Heterometallic Ru-Ir carbonyl clusters as catalyst precursors for hydrogenation and hydrogen transfer reactions

Reaction of [HRu3(CO)11]– (1) with [Ir(COD)Cl]2 in CH2Cl2 under H2 atmosphere afforded the dihydride [H2Ru3Ir(CO)12]– (2), which was quantitatively protonated to H3Ru3Ir(CO)12 (3) by strong acids such as HBF4·Et2O. The related mono-hydride [HRu3Ir(CO)12]2– (4) was obtained by deprotonation of 2 with a strong base such as KOtBu, or by reaction of 1 with [Ir(CO)4]– in refluxing THF. The hydride carbonyl clusters 2-4 were fully characterized by IR and 1H NMR spectroscopy, and the molecular structures of 2 and 3 determined by single-crystal X-ray diffraction (SC-XRD).

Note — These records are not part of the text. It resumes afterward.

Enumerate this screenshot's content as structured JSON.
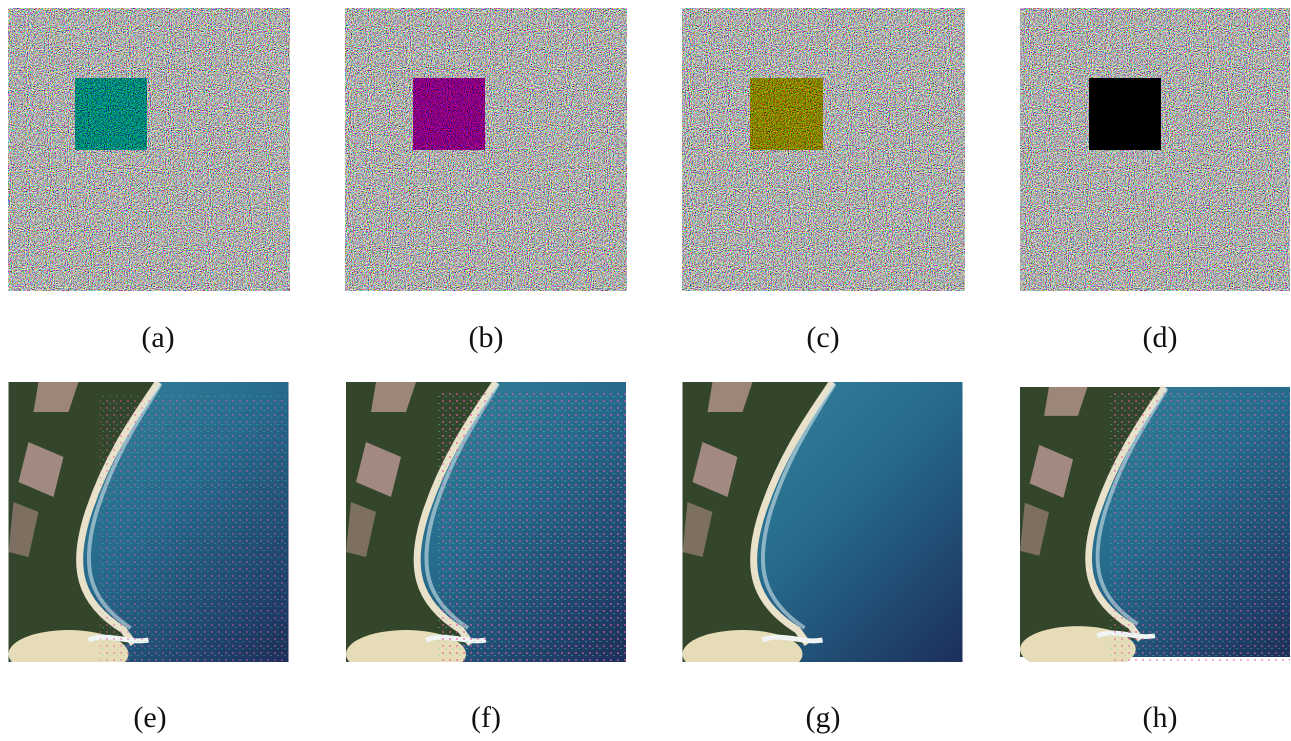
{
  "panels": [
    {
      "label": "(a)"
    },
    {
      "label": "(b)"
    },
    {
      "label": "(c)"
    },
    {
      "label": "(d)"
    },
    {
      "label": "(e)"
    },
    {
      "label": "(f)"
    },
    {
      "label": "(g)"
    },
    {
      "label": "(h)"
    }
  ]
}
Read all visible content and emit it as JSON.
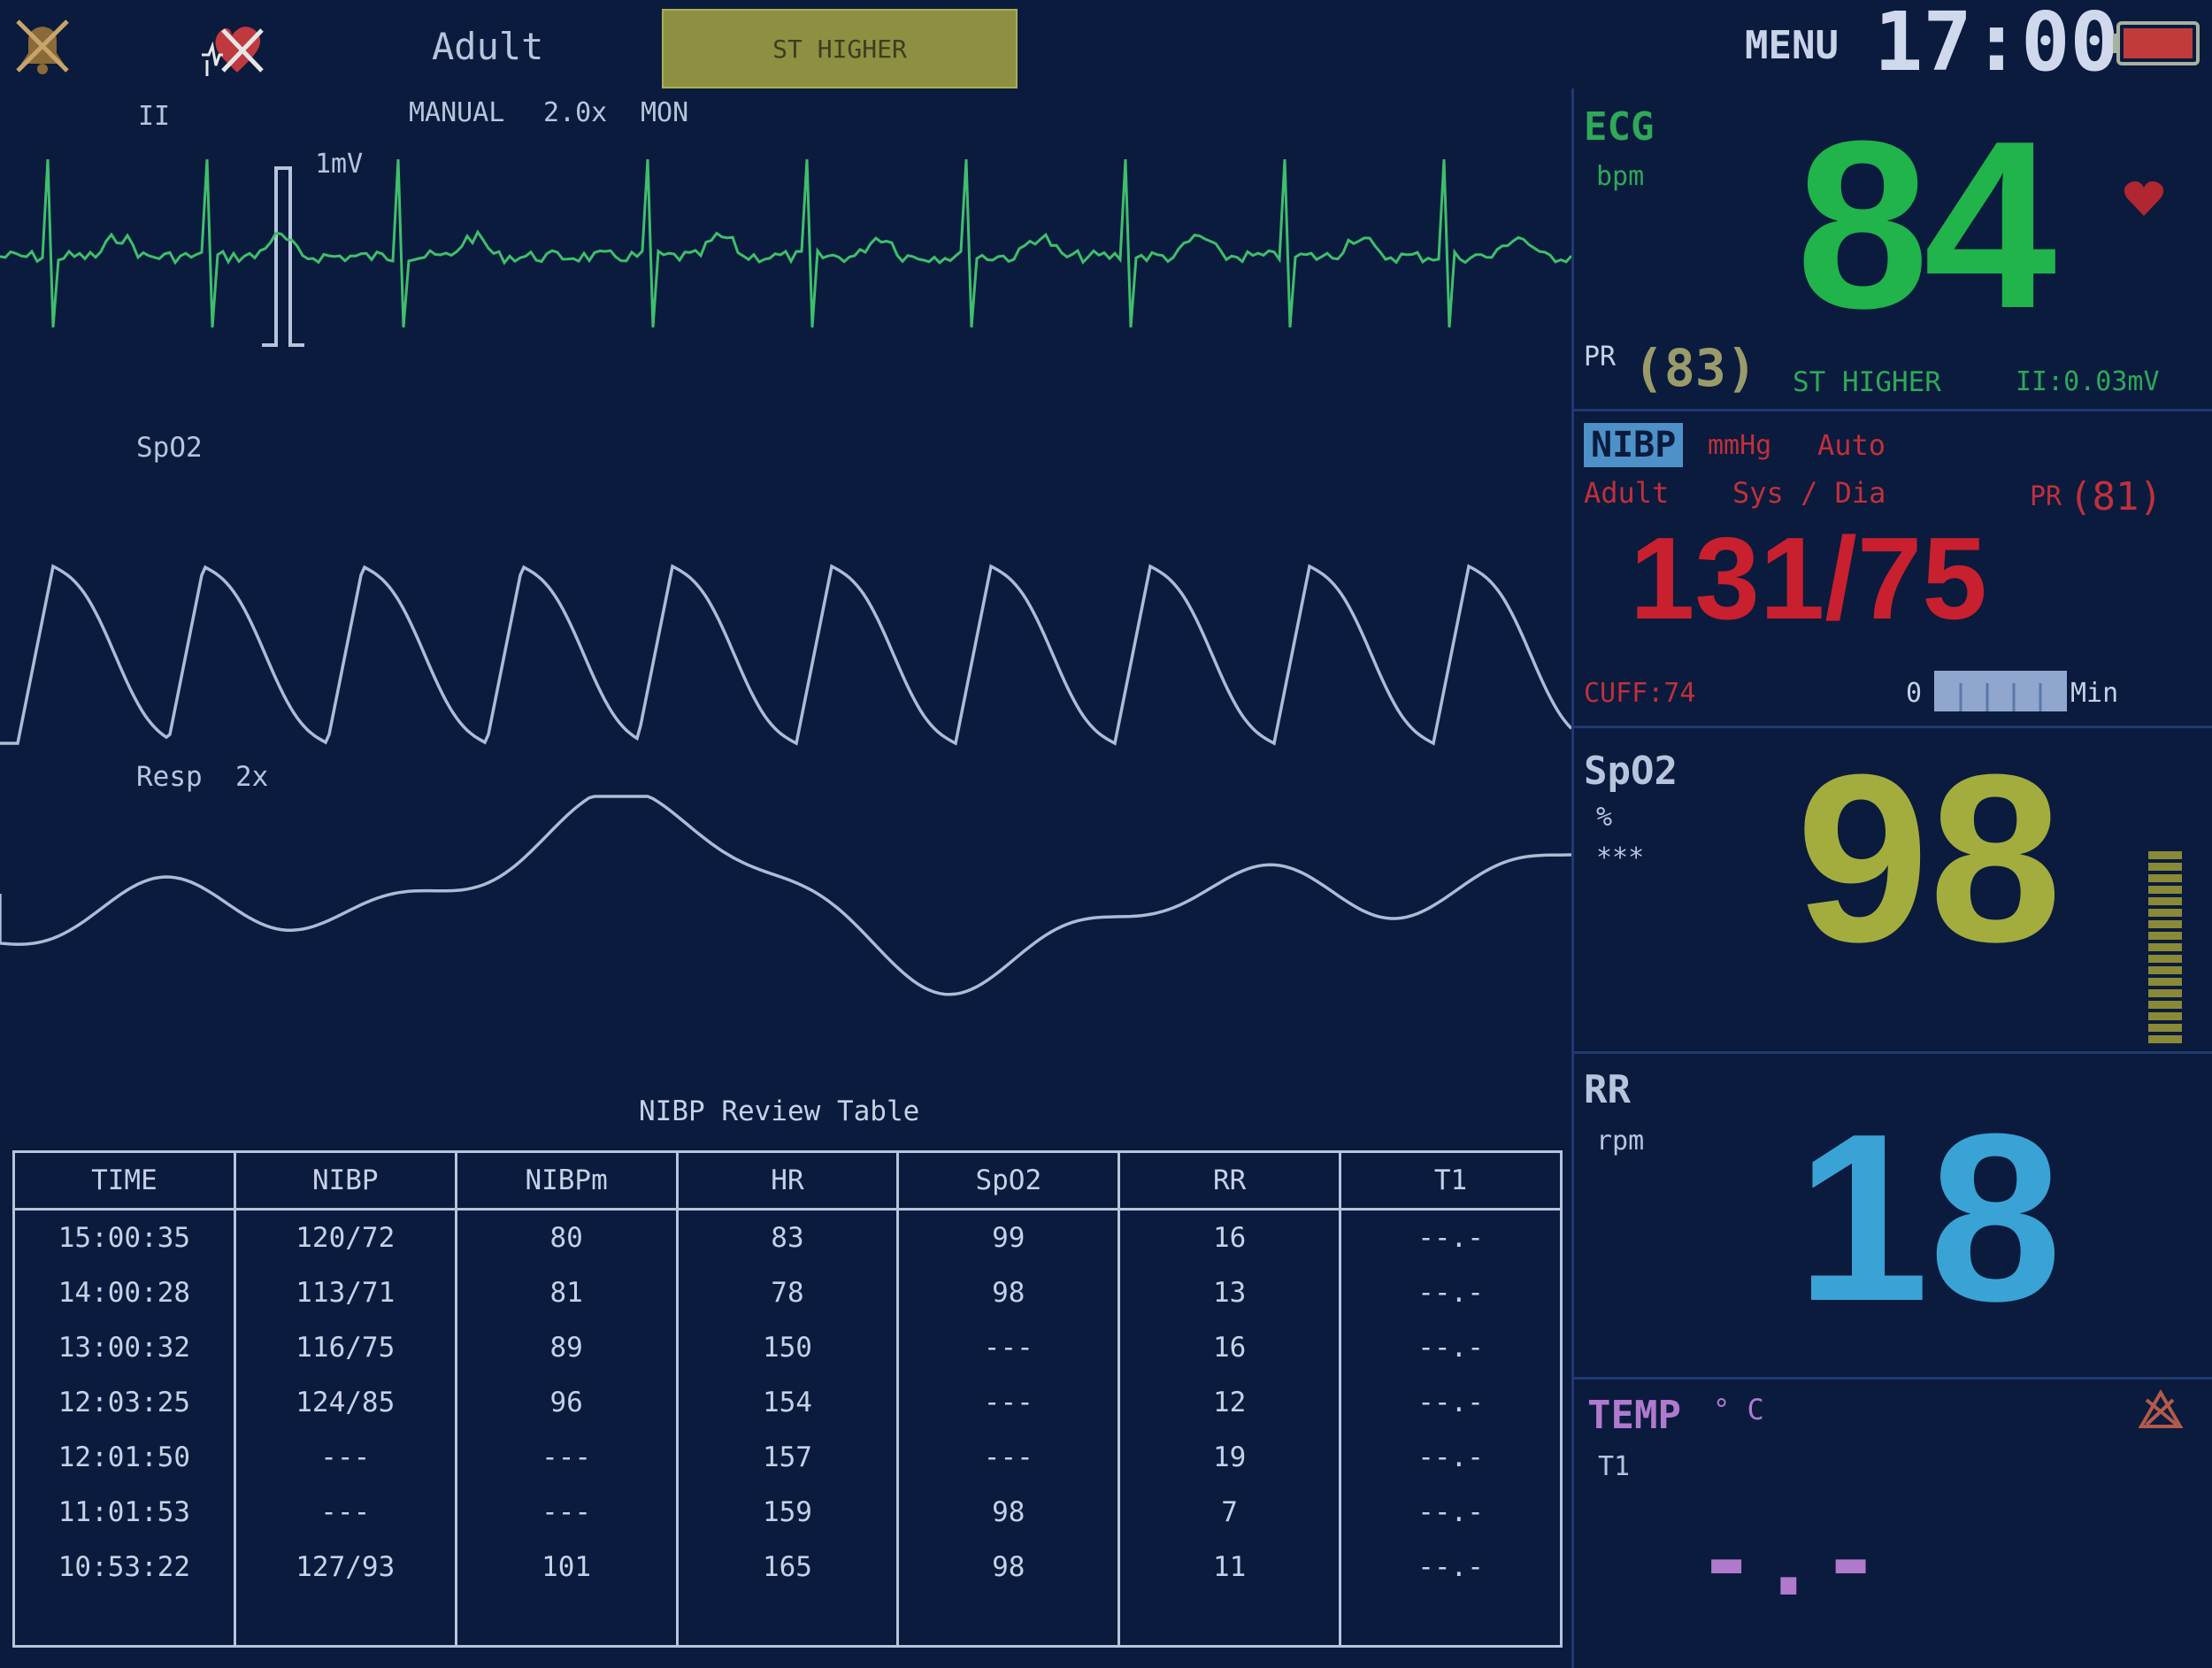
{
  "header": {
    "patient_type": "Adult",
    "alarm_banner": "ST HIGHER",
    "menu_label": "MENU",
    "clock": "17:00"
  },
  "waveforms": {
    "ecg": {
      "lead": "II",
      "mode": "MANUAL",
      "gain": "2.0x",
      "filter": "MON",
      "scale": "1mV",
      "color": "#3fbf6a"
    },
    "spo2": {
      "label": "SpO2",
      "color": "#aebbd6"
    },
    "resp": {
      "label": "Resp",
      "gain": "2x",
      "color": "#aebbd6"
    }
  },
  "ecg_panel": {
    "title": "ECG",
    "unit": "bpm",
    "value": "84",
    "color": "#20b44a",
    "pr_label": "PR",
    "pr_value": "(83)",
    "st_text": "ST HIGHER",
    "st_value": "II:0.03mV"
  },
  "nibp_panel": {
    "title": "NIBP",
    "unit": "mmHg",
    "mode": "Auto",
    "patient": "Adult",
    "sys_dia_label": "Sys / Dia",
    "pr_label": "PR",
    "pr_value": "(81)",
    "value": "131/75",
    "color": "#c8202e",
    "cuff": "CUFF:74",
    "interval_start": "0",
    "interval_unit": "Min"
  },
  "spo2_panel": {
    "title": "SpO2",
    "unit": "%",
    "quality": "***",
    "value": "98",
    "color": "#a3ad3e"
  },
  "rr_panel": {
    "title": "RR",
    "unit": "rpm",
    "value": "18",
    "color": "#3aa3d6"
  },
  "temp_panel": {
    "title": "TEMP",
    "unit": "° C",
    "channel": "T1",
    "value": "-.-",
    "color": "#b07acc"
  },
  "review_table": {
    "title": "NIBP Review Table",
    "columns": [
      "TIME",
      "NIBP",
      "NIBPm",
      "HR",
      "SpO2",
      "RR",
      "T1"
    ],
    "rows": [
      [
        "15:00:35",
        "120/72",
        "80",
        "83",
        "99",
        "16",
        "--.-"
      ],
      [
        "14:00:28",
        "113/71",
        "81",
        "78",
        "98",
        "13",
        "--.-"
      ],
      [
        "13:00:32",
        "116/75",
        "89",
        "150",
        "---",
        "16",
        "--.-"
      ],
      [
        "12:03:25",
        "124/85",
        "96",
        "154",
        "---",
        "12",
        "--.-"
      ],
      [
        "12:01:50",
        "---",
        "---",
        "157",
        "---",
        "19",
        "--.-"
      ],
      [
        "11:01:53",
        "---",
        "---",
        "159",
        "98",
        "7",
        "--.-"
      ],
      [
        "10:53:22",
        "127/93",
        "101",
        "165",
        "98",
        "11",
        "--.-"
      ]
    ]
  }
}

The location of the hydride ligands within the tetrahedral cages of these clusters was further corroborated by computational studies employing DFT methods. Clusters 2-4 were tested as catalyst precursors for transfer hydrogenation on the model substrate 4-fluoroacetophenone, using iPrOH as solvent and hydrogen source. The results obtained with these heterometallic Ru-Ir clusters were compared to homometallic 1, evidencing a significant difference, particularly regarding the effect of the base on catalysis. Heterometallic cluster 2 was also tested in the hydrogenation of trans-cinnamaldehyde in iPrOH at refluxing temperature both under N2 and H2 atmosphere, as well as H2 pressure.